The barium will be gently inserted through a well-lubricated tube placed in your anus. Barium is a substance that shows up on X-rays. Air may be inserted to open the folds of your colon to provide a better view. You may be asked to change positions during the procedure to enable different views.
After a series of X-rays are taken, the enema tube is carefully removed. You will go to the bathroom to eliminate as much as the barium as possible. Then, a final series of X-rays are taken.

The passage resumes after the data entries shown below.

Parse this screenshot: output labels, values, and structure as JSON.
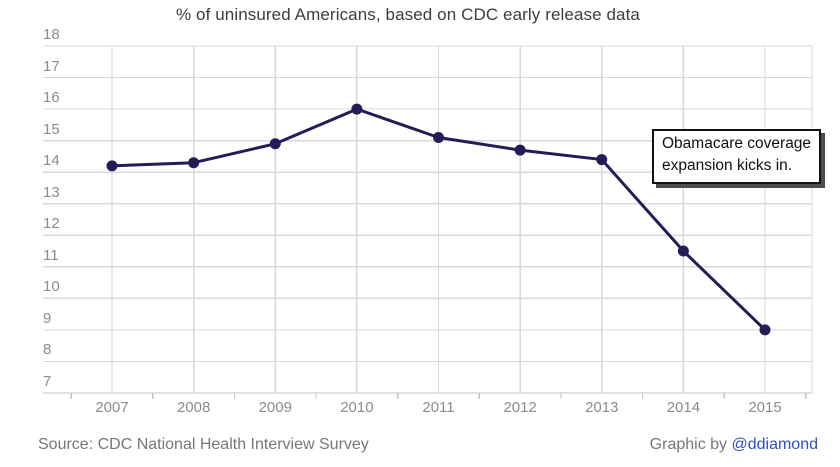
{
  "chart_data": {
    "type": "line",
    "title": "% of uninsured Americans, based on CDC early release data",
    "x": [
      "2007",
      "2008",
      "2009",
      "2010",
      "2011",
      "2012",
      "2013",
      "2014",
      "2015"
    ],
    "series": [
      {
        "name": "% of uninsured Americans",
        "values": [
          14.2,
          14.3,
          14.9,
          16.0,
          15.1,
          14.7,
          14.4,
          11.5,
          9.0
        ]
      }
    ],
    "ylim": [
      7,
      18
    ],
    "yticks": [
      18,
      17,
      16,
      15,
      14,
      13,
      12,
      11,
      10,
      9,
      8,
      7
    ],
    "grid": true,
    "legend_position": "none",
    "annotation": {
      "line1": "Obamacare coverage",
      "line2": "expansion kicks in."
    },
    "colors": {
      "line": "#271a57",
      "marker": "#271a57",
      "gridline": "#d9d9d9",
      "axis_line": "#c6c6c6",
      "tick_label": "#8c8c8c",
      "title_text": "#3d3d3d"
    }
  },
  "footer": {
    "source": "Source: CDC National Health Interview Survey",
    "credit_prefix": "Graphic by ",
    "credit_handle": "@ddiamond",
    "credit_handle_color": "#3050b8"
  }
}
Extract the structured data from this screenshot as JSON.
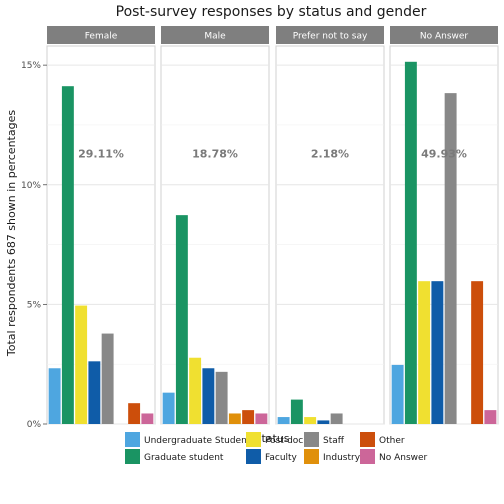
{
  "chart_data": {
    "type": "bar",
    "title": "Post-survey responses by status and gender",
    "xlabel": "Status",
    "ylabel": "Total respondents 687 shown in percentages",
    "ylim": [
      0,
      15.8
    ],
    "y_ticks": [
      0,
      5,
      10,
      15
    ],
    "y_tick_labels": [
      "0%",
      "5%",
      "10%",
      "15%"
    ],
    "grid": true,
    "legend_position": "bottom",
    "categories": [
      "Undergraduate Student",
      "Graduate student",
      "Post-doc",
      "Faculty",
      "Staff",
      "Industry",
      "Other",
      "No Answer"
    ],
    "colors": [
      "#4ea6e0",
      "#1a9463",
      "#f0e030",
      "#0f5ca8",
      "#888888",
      "#e0900b",
      "#cc4e0b",
      "#cc6699"
    ],
    "facets": [
      {
        "name": "Female",
        "total_label": "29.11%",
        "values": [
          2.33,
          14.12,
          4.95,
          2.62,
          3.78,
          0,
          0.87,
          0.44
        ]
      },
      {
        "name": "Male",
        "total_label": "18.78%",
        "values": [
          1.31,
          8.73,
          2.77,
          2.33,
          2.18,
          0.44,
          0.58,
          0.44
        ]
      },
      {
        "name": "Prefer not to say",
        "total_label": "2.18%",
        "values": [
          0.29,
          1.02,
          0.29,
          0.15,
          0.44,
          0,
          0,
          0
        ]
      },
      {
        "name": "No Answer",
        "total_label": "49.93%",
        "values": [
          2.47,
          15.14,
          5.97,
          5.97,
          13.83,
          0,
          5.97,
          0.58
        ]
      }
    ]
  }
}
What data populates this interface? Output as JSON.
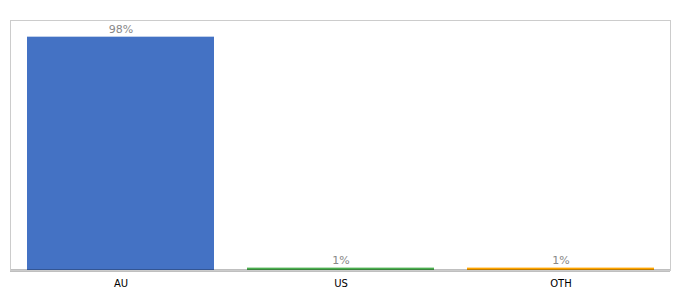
{
  "chart_data": {
    "type": "bar",
    "categories": [
      "AU",
      "US",
      "OTH"
    ],
    "values": [
      98,
      1,
      1
    ],
    "value_labels": [
      "98%",
      "1%",
      "1%"
    ],
    "colors": [
      "#4472c4",
      "#4caf50",
      "#ffa500"
    ],
    "ylim": [
      0,
      105
    ],
    "data_labels": true,
    "tick_labels": "x",
    "grid": false
  }
}
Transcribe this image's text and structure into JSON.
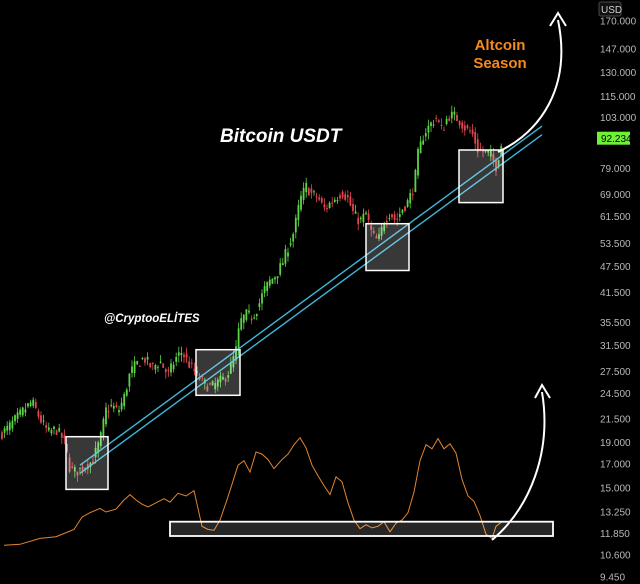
{
  "chart_data": {
    "type": "candlestick",
    "title": "Bitcoin USDT",
    "watermark_handle": "@CryptooELİTES",
    "annotation": "Altcoin Season",
    "currency": "USD",
    "current_price": {
      "value": 92.234,
      "label": "92.234"
    },
    "y_scale": "log",
    "ylim": [
      9.45,
      182
    ],
    "y_ticks": [
      {
        "value": 170,
        "label": "170.000"
      },
      {
        "value": 147,
        "label": "147.000"
      },
      {
        "value": 130,
        "label": "130.000"
      },
      {
        "value": 115,
        "label": "115.000"
      },
      {
        "value": 103,
        "label": "103.000"
      },
      {
        "value": 79,
        "label": "79.000"
      },
      {
        "value": 69,
        "label": "69.000"
      },
      {
        "value": 61.5,
        "label": "61.500"
      },
      {
        "value": 53.5,
        "label": "53.500"
      },
      {
        "value": 47.5,
        "label": "47.500"
      },
      {
        "value": 41.5,
        "label": "41.500"
      },
      {
        "value": 35.5,
        "label": "35.500"
      },
      {
        "value": 31.5,
        "label": "31.500"
      },
      {
        "value": 27.5,
        "label": "27.500"
      },
      {
        "value": 24.5,
        "label": "24.500"
      },
      {
        "value": 21.5,
        "label": "21.500"
      },
      {
        "value": 19,
        "label": "19.000"
      },
      {
        "value": 17,
        "label": "17.000"
      },
      {
        "value": 15,
        "label": "15.000"
      },
      {
        "value": 13.25,
        "label": "13.250"
      },
      {
        "value": 11.85,
        "label": "11.850"
      },
      {
        "value": 10.6,
        "label": "10.600"
      },
      {
        "value": 9.45,
        "label": "9.450"
      }
    ],
    "price_path": [
      [
        0,
        19.8
      ],
      [
        8,
        20.5
      ],
      [
        16,
        21.5
      ],
      [
        24,
        22.5
      ],
      [
        32,
        23.5
      ],
      [
        40,
        21.5
      ],
      [
        48,
        20.0
      ],
      [
        56,
        20.4
      ],
      [
        64,
        19.2
      ],
      [
        70,
        16.6
      ],
      [
        76,
        16.3
      ],
      [
        84,
        16.8
      ],
      [
        92,
        17.2
      ],
      [
        100,
        19.2
      ],
      [
        106,
        22.5
      ],
      [
        112,
        23.0
      ],
      [
        118,
        22.3
      ],
      [
        124,
        24.0
      ],
      [
        130,
        27.3
      ],
      [
        136,
        28.5
      ],
      [
        144,
        29.5
      ],
      [
        152,
        28.0
      ],
      [
        160,
        29.0
      ],
      [
        168,
        27.0
      ],
      [
        176,
        29.5
      ],
      [
        182,
        30.5
      ],
      [
        188,
        28.8
      ],
      [
        194,
        27.5
      ],
      [
        200,
        26.5
      ],
      [
        206,
        25.6
      ],
      [
        212,
        25.4
      ],
      [
        218,
        26.0
      ],
      [
        224,
        26.5
      ],
      [
        230,
        27.8
      ],
      [
        236,
        30.8
      ],
      [
        240,
        35.5
      ],
      [
        246,
        37.0
      ],
      [
        252,
        36.5
      ],
      [
        258,
        38.5
      ],
      [
        264,
        42.0
      ],
      [
        270,
        44.0
      ],
      [
        276,
        45.5
      ],
      [
        282,
        48.0
      ],
      [
        288,
        52.5
      ],
      [
        294,
        57.0
      ],
      [
        300,
        67.0
      ],
      [
        306,
        72.0
      ],
      [
        312,
        69.0
      ],
      [
        318,
        68.0
      ],
      [
        324,
        64.0
      ],
      [
        330,
        66.0
      ],
      [
        336,
        68.0
      ],
      [
        342,
        70.0
      ],
      [
        348,
        67.5
      ],
      [
        354,
        62.0
      ],
      [
        360,
        60.0
      ],
      [
        366,
        62.5
      ],
      [
        372,
        56.0
      ],
      [
        378,
        54.0
      ],
      [
        384,
        60.0
      ],
      [
        390,
        63.0
      ],
      [
        396,
        60.0
      ],
      [
        402,
        64.0
      ],
      [
        408,
        66.5
      ],
      [
        414,
        72.0
      ],
      [
        418,
        85.0
      ],
      [
        424,
        95.0
      ],
      [
        430,
        99.0
      ],
      [
        436,
        103.0
      ],
      [
        442,
        96.0
      ],
      [
        448,
        104.0
      ],
      [
        454,
        104.0
      ],
      [
        460,
        101.0
      ],
      [
        466,
        97.0
      ],
      [
        472,
        95.0
      ],
      [
        478,
        87.0
      ],
      [
        484,
        86.0
      ],
      [
        490,
        85.0
      ],
      [
        496,
        80.0
      ],
      [
        502,
        91.0
      ]
    ],
    "trendlines": [
      {
        "points": [
          [
            80,
            16.9
          ],
          [
            542,
            98.5
          ]
        ]
      },
      {
        "points": [
          [
            80,
            16.2
          ],
          [
            542,
            94.2
          ]
        ]
      }
    ],
    "highlight_boxes": [
      {
        "x": [
          66,
          108
        ],
        "y": [
          14.9,
          19.6
        ]
      },
      {
        "x": [
          196,
          240
        ],
        "y": [
          24.3,
          30.8
        ]
      },
      {
        "x": [
          366,
          409
        ],
        "y": [
          46.5,
          59.3
        ]
      },
      {
        "x": [
          459,
          503
        ],
        "y": [
          66.2,
          87.0
        ]
      }
    ],
    "oscillator_path": [
      [
        4,
        11.15
      ],
      [
        20,
        11.2
      ],
      [
        40,
        11.55
      ],
      [
        56,
        11.65
      ],
      [
        64,
        11.85
      ],
      [
        74,
        12.1
      ],
      [
        82,
        12.9
      ],
      [
        90,
        13.2
      ],
      [
        100,
        13.5
      ],
      [
        106,
        13.25
      ],
      [
        116,
        13.45
      ],
      [
        124,
        14.1
      ],
      [
        130,
        14.5
      ],
      [
        136,
        14.1
      ],
      [
        142,
        13.8
      ],
      [
        148,
        13.6
      ],
      [
        156,
        13.9
      ],
      [
        164,
        14.2
      ],
      [
        170,
        13.95
      ],
      [
        178,
        14.6
      ],
      [
        186,
        14.4
      ],
      [
        194,
        14.8
      ],
      [
        202,
        12.3
      ],
      [
        208,
        12.1
      ],
      [
        214,
        12.05
      ],
      [
        220,
        12.7
      ],
      [
        226,
        13.9
      ],
      [
        232,
        15.3
      ],
      [
        238,
        16.9
      ],
      [
        244,
        17.3
      ],
      [
        250,
        16.3
      ],
      [
        256,
        18.1
      ],
      [
        262,
        17.9
      ],
      [
        268,
        17.4
      ],
      [
        274,
        16.6
      ],
      [
        282,
        17.4
      ],
      [
        288,
        17.9
      ],
      [
        294,
        18.8
      ],
      [
        300,
        19.5
      ],
      [
        306,
        18.5
      ],
      [
        312,
        16.9
      ],
      [
        318,
        16.0
      ],
      [
        324,
        15.2
      ],
      [
        330,
        14.5
      ],
      [
        336,
        15.9
      ],
      [
        342,
        15.5
      ],
      [
        348,
        13.9
      ],
      [
        354,
        12.7
      ],
      [
        360,
        12.15
      ],
      [
        366,
        12.4
      ],
      [
        372,
        12.2
      ],
      [
        378,
        12.3
      ],
      [
        384,
        12.6
      ],
      [
        390,
        11.95
      ],
      [
        396,
        12.5
      ],
      [
        402,
        12.7
      ],
      [
        408,
        13.2
      ],
      [
        414,
        14.7
      ],
      [
        420,
        17.3
      ],
      [
        426,
        18.8
      ],
      [
        432,
        18.4
      ],
      [
        438,
        19.4
      ],
      [
        444,
        18.4
      ],
      [
        450,
        18.9
      ],
      [
        456,
        18.0
      ],
      [
        462,
        15.7
      ],
      [
        468,
        14.4
      ],
      [
        474,
        14.0
      ],
      [
        480,
        13.0
      ],
      [
        486,
        11.8
      ],
      [
        492,
        11.55
      ],
      [
        496,
        12.3
      ],
      [
        502,
        12.6
      ]
    ],
    "support_zone": {
      "x": [
        170,
        553
      ],
      "y": [
        11.7,
        12.6
      ]
    },
    "colors": {
      "up": "#5dd447",
      "down": "#e2474f",
      "trendline": "#3fb6d8",
      "oscillator": "#e2852f",
      "annotation": "#f58a1e",
      "current_price_bg": "#6ef037",
      "box": "#ffffff"
    }
  }
}
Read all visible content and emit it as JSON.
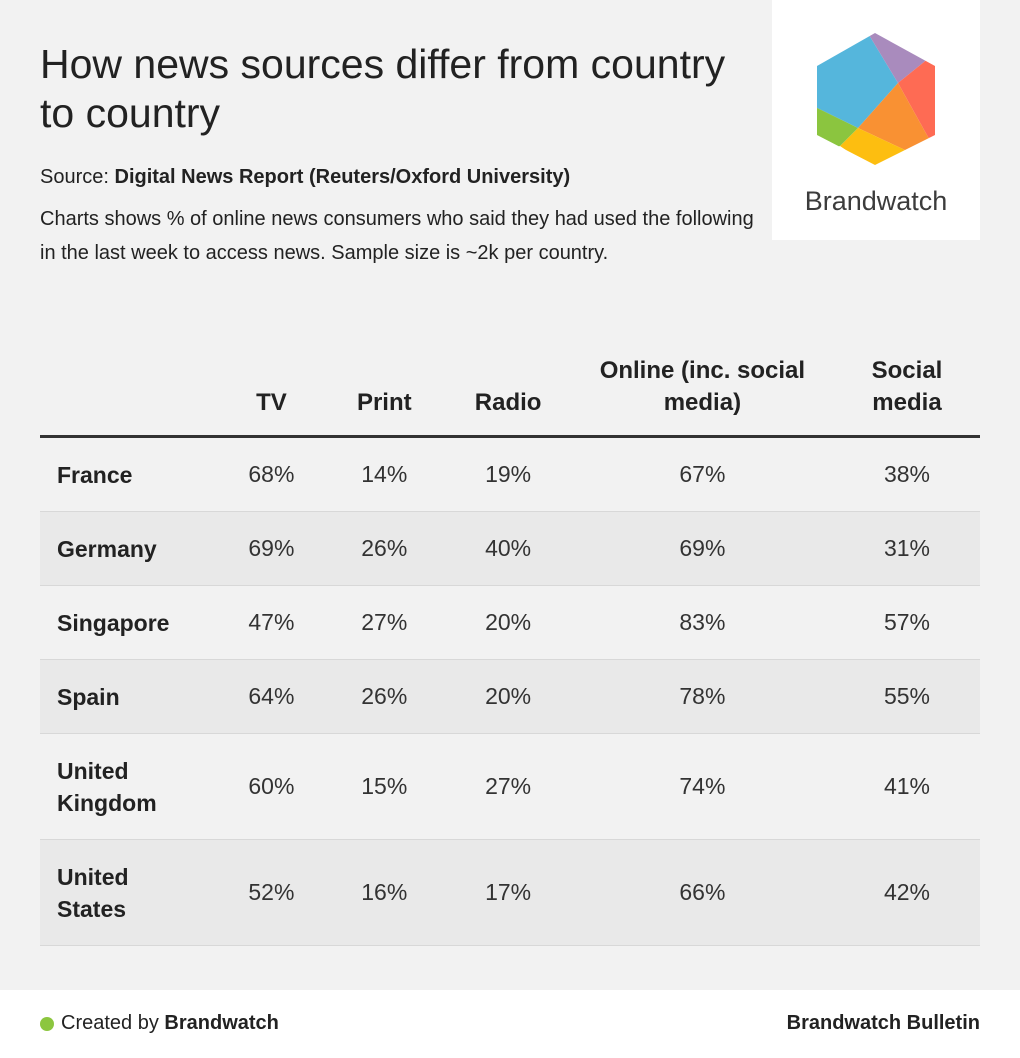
{
  "header": {
    "title": "How news sources differ from country to country",
    "source_label": "Source:",
    "source_name": "Digital News Report (Reuters/Oxford University)",
    "description": "Charts shows % of online news consumers who said they had used the following in the last week to access news. Sample size is ~2k per country."
  },
  "logo": {
    "text": "Brandwatch",
    "colors": [
      "#55b6dc",
      "#a98bbd",
      "#fe6b54",
      "#f99133",
      "#fdbe10",
      "#8bc53f"
    ]
  },
  "chart_data": {
    "type": "table",
    "columns": [
      "",
      "TV",
      "Print",
      "Radio",
      "Online (inc. social media)",
      "Social media"
    ],
    "rows": [
      {
        "country": "France",
        "values": [
          "68%",
          "14%",
          "19%",
          "67%",
          "38%"
        ]
      },
      {
        "country": "Germany",
        "values": [
          "69%",
          "26%",
          "40%",
          "69%",
          "31%"
        ]
      },
      {
        "country": "Singapore",
        "values": [
          "47%",
          "27%",
          "20%",
          "83%",
          "57%"
        ]
      },
      {
        "country": "Spain",
        "values": [
          "64%",
          "26%",
          "20%",
          "78%",
          "55%"
        ]
      },
      {
        "country": "United Kingdom",
        "values": [
          "60%",
          "15%",
          "27%",
          "74%",
          "41%"
        ]
      },
      {
        "country": "United States",
        "values": [
          "52%",
          "16%",
          "17%",
          "66%",
          "42%"
        ]
      }
    ]
  },
  "footer": {
    "created_by": "Created by",
    "brand": "Brandwatch",
    "bulletin": "Brandwatch Bulletin",
    "dot_color": "#8cc63f"
  }
}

The barium enema may cause temporary discomfort. You may experience cramps, feel full, or as if you need to have a bowel movement. An X-ray is a painless procedure. It simply requires that you remain motionless while a picture is taken. Your doctor will also discuss unexpected symptoms related to the test that may occur and a plan to address them.
A radiologist will read your X-rays and report the results to your doctor. This process may take a few days. Your doctor will contact you or schedule a follow-up appointment when the results are received. If any abnormal results were found by your test, your doctor will discuss treatment plan options with you.